Admittedly, that saturation of poor execution reflects only a small (though still fairly governing) portion of Nimona, and there are greater pleasures to be found in the mash-up of 2D and 3D renderings, playful approach to traditional genre signifiers, and incorporation of geometric textures into its candy-colored world. But Nimona ultimately suffers most from arriving at an unfortunate moment in film animation. Earlier in June, Across the Spider-Verse re-imagined the very notion of what animated films, specifically those based on existing visual art, could be, obliterating the lines between mediums and forms, realizing a kind of living comic book on screen.
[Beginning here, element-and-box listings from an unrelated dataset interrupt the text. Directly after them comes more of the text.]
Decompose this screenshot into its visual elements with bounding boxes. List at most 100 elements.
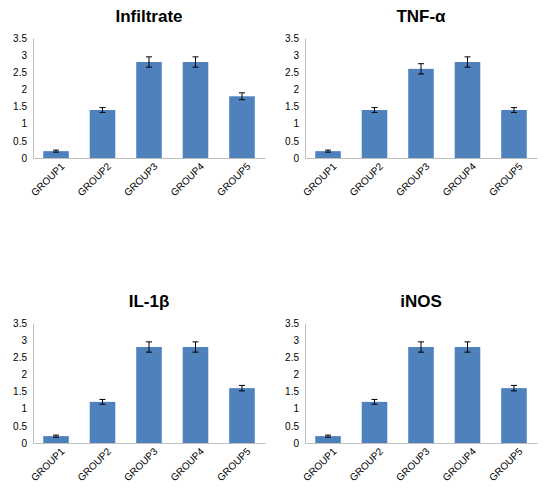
y-tick-label: 3.5 xyxy=(285,33,299,44)
error-bar xyxy=(192,57,198,67)
x-tick-label: GROUP4 xyxy=(440,445,478,483)
x-tick-label: GROUP4 xyxy=(168,445,206,483)
error-cap xyxy=(464,352,470,353)
bar xyxy=(315,436,341,443)
bar xyxy=(136,347,162,443)
y-tick-label: 3 xyxy=(293,50,299,61)
x-tick: GROUP1 xyxy=(29,158,67,198)
bar xyxy=(455,62,481,158)
error-cap xyxy=(100,112,106,113)
error-cap xyxy=(192,67,198,68)
y-tick-label: 0 xyxy=(21,438,27,449)
x-tick-label: GROUP1 xyxy=(29,160,67,198)
y-tick: 2.5 xyxy=(13,352,33,363)
x-tick: GROUP4 xyxy=(168,158,206,198)
bar xyxy=(501,110,527,158)
error-stem xyxy=(374,108,375,113)
error-bar xyxy=(511,385,517,390)
error-cap xyxy=(100,404,106,405)
x-tick-label: GROUP3 xyxy=(122,160,160,198)
y-tick: 3 xyxy=(21,335,33,346)
plot-area xyxy=(43,57,255,158)
y-tick-label: 0 xyxy=(293,153,299,164)
error-cap xyxy=(53,435,59,436)
y-tick-label: 3.5 xyxy=(285,318,299,329)
error-cap xyxy=(100,399,106,400)
error-bar xyxy=(100,108,106,113)
plot-area xyxy=(315,342,527,443)
x-tick-label: GROUP2 xyxy=(75,160,113,198)
y-tick-label: 2 xyxy=(21,84,27,95)
error-cap xyxy=(192,352,198,353)
y-tick: 1 xyxy=(21,118,33,129)
error-cap xyxy=(100,107,106,108)
bar xyxy=(229,388,255,443)
x-tick-label: GROUP2 xyxy=(347,445,385,483)
error-stem xyxy=(102,399,103,404)
error-cap xyxy=(325,437,331,438)
x-tick-label: GROUP5 xyxy=(215,445,253,483)
y-tick-label: 3.5 xyxy=(13,33,27,44)
error-bar xyxy=(239,385,245,390)
error-cap xyxy=(146,341,152,342)
error-cap xyxy=(418,74,424,75)
bar xyxy=(136,62,162,158)
x-tick-label: GROUP2 xyxy=(75,445,113,483)
x-tick: GROUP5 xyxy=(215,443,253,483)
panel: IL-1β00.511.522.533.5GROUP1GROUP2GROUP3G… xyxy=(13,292,265,483)
y-tick: 2.5 xyxy=(285,67,305,78)
error-cap xyxy=(325,150,331,151)
error-stem xyxy=(467,57,468,67)
y-tick-label: 2 xyxy=(293,369,299,380)
y-axis-line xyxy=(33,324,34,444)
y-tick: 1.5 xyxy=(285,386,305,397)
error-cap xyxy=(239,390,245,391)
error-cap xyxy=(511,112,517,113)
error-bar xyxy=(372,108,378,113)
y-tick: 1 xyxy=(293,403,305,414)
x-tick: GROUP2 xyxy=(347,443,385,483)
y-tick: 2 xyxy=(21,369,33,380)
x-tick-label: GROUP1 xyxy=(301,445,339,483)
error-stem xyxy=(421,64,422,74)
error-stem xyxy=(195,342,196,352)
y-tick-label: 2 xyxy=(293,84,299,95)
x-tick-label: GROUP3 xyxy=(394,445,432,483)
y-tick: 1.5 xyxy=(285,101,305,112)
y-tick-label: 1.5 xyxy=(285,101,299,112)
error-cap xyxy=(325,152,331,153)
error-stem xyxy=(149,342,150,352)
bar xyxy=(183,62,209,158)
error-cap xyxy=(464,341,470,342)
y-tick: 2.5 xyxy=(13,67,33,78)
y-tick-label: 1.5 xyxy=(285,386,299,397)
x-tick-label: GROUP4 xyxy=(168,160,206,198)
x-tick: GROUP3 xyxy=(122,158,160,198)
x-tick-label: GROUP2 xyxy=(347,160,385,198)
error-stem xyxy=(149,57,150,67)
y-tick-label: 3 xyxy=(293,335,299,346)
error-cap xyxy=(418,352,424,353)
error-cap xyxy=(325,435,331,436)
error-cap xyxy=(192,56,198,57)
x-tick: GROUP1 xyxy=(301,443,339,483)
error-cap xyxy=(372,404,378,405)
x-tick-label: GROUP3 xyxy=(394,160,432,198)
x-tick: GROUP4 xyxy=(440,443,478,483)
error-stem xyxy=(513,385,514,390)
error-cap xyxy=(418,341,424,342)
y-axis: 00.511.522.533.5 xyxy=(13,318,33,449)
x-tick: GROUP5 xyxy=(487,443,525,483)
error-bar xyxy=(325,150,331,152)
x-axis: GROUP1GROUP2GROUP3GROUP4GROUP5 xyxy=(29,443,266,483)
y-tick: 0 xyxy=(293,153,305,164)
y-tick: 0 xyxy=(293,438,305,449)
x-axis-line xyxy=(306,158,538,159)
y-tick: 0.5 xyxy=(13,421,33,432)
error-bar xyxy=(464,342,470,352)
y-tick: 2.5 xyxy=(285,352,305,363)
error-stem xyxy=(241,93,242,100)
x-tick-label: GROUP5 xyxy=(215,160,253,198)
x-tick-label: GROUP1 xyxy=(29,445,67,483)
error-bar xyxy=(239,93,245,100)
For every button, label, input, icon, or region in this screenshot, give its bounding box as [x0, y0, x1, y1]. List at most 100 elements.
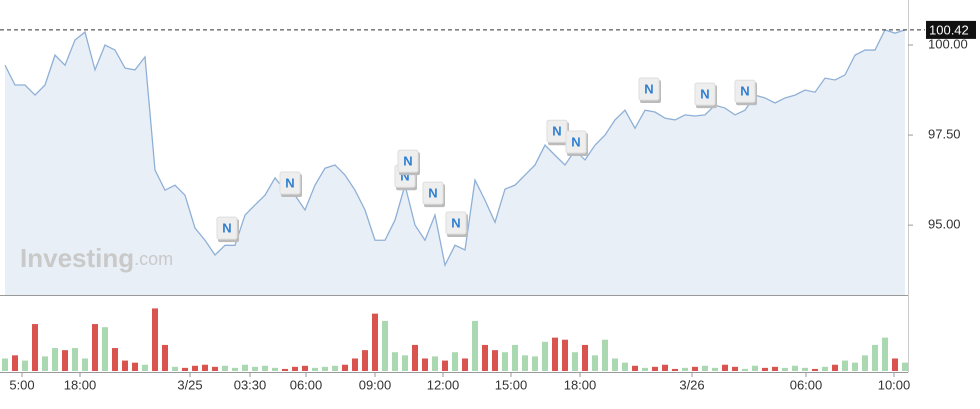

And last week, Lonely Castle in the Mirror, likewise based on a massively popular work of fantasy located at the intersection of adult and young adult literature, more gracefully demonstrated what art seeking to reflect and engender a culture of compassion looks like. It’s never fair to judge a film for what it’s not, and Nimona has plenty of visual pizzazz and personality to capture youngsters’ attention — which is also where its discursive concerns will resonate most — but it’s hard not be feel frustrated by a film of such clear conviction that falls into the same trap of shallow signposting that has infected mass culture.
You can currently stream Nimona on Netflix.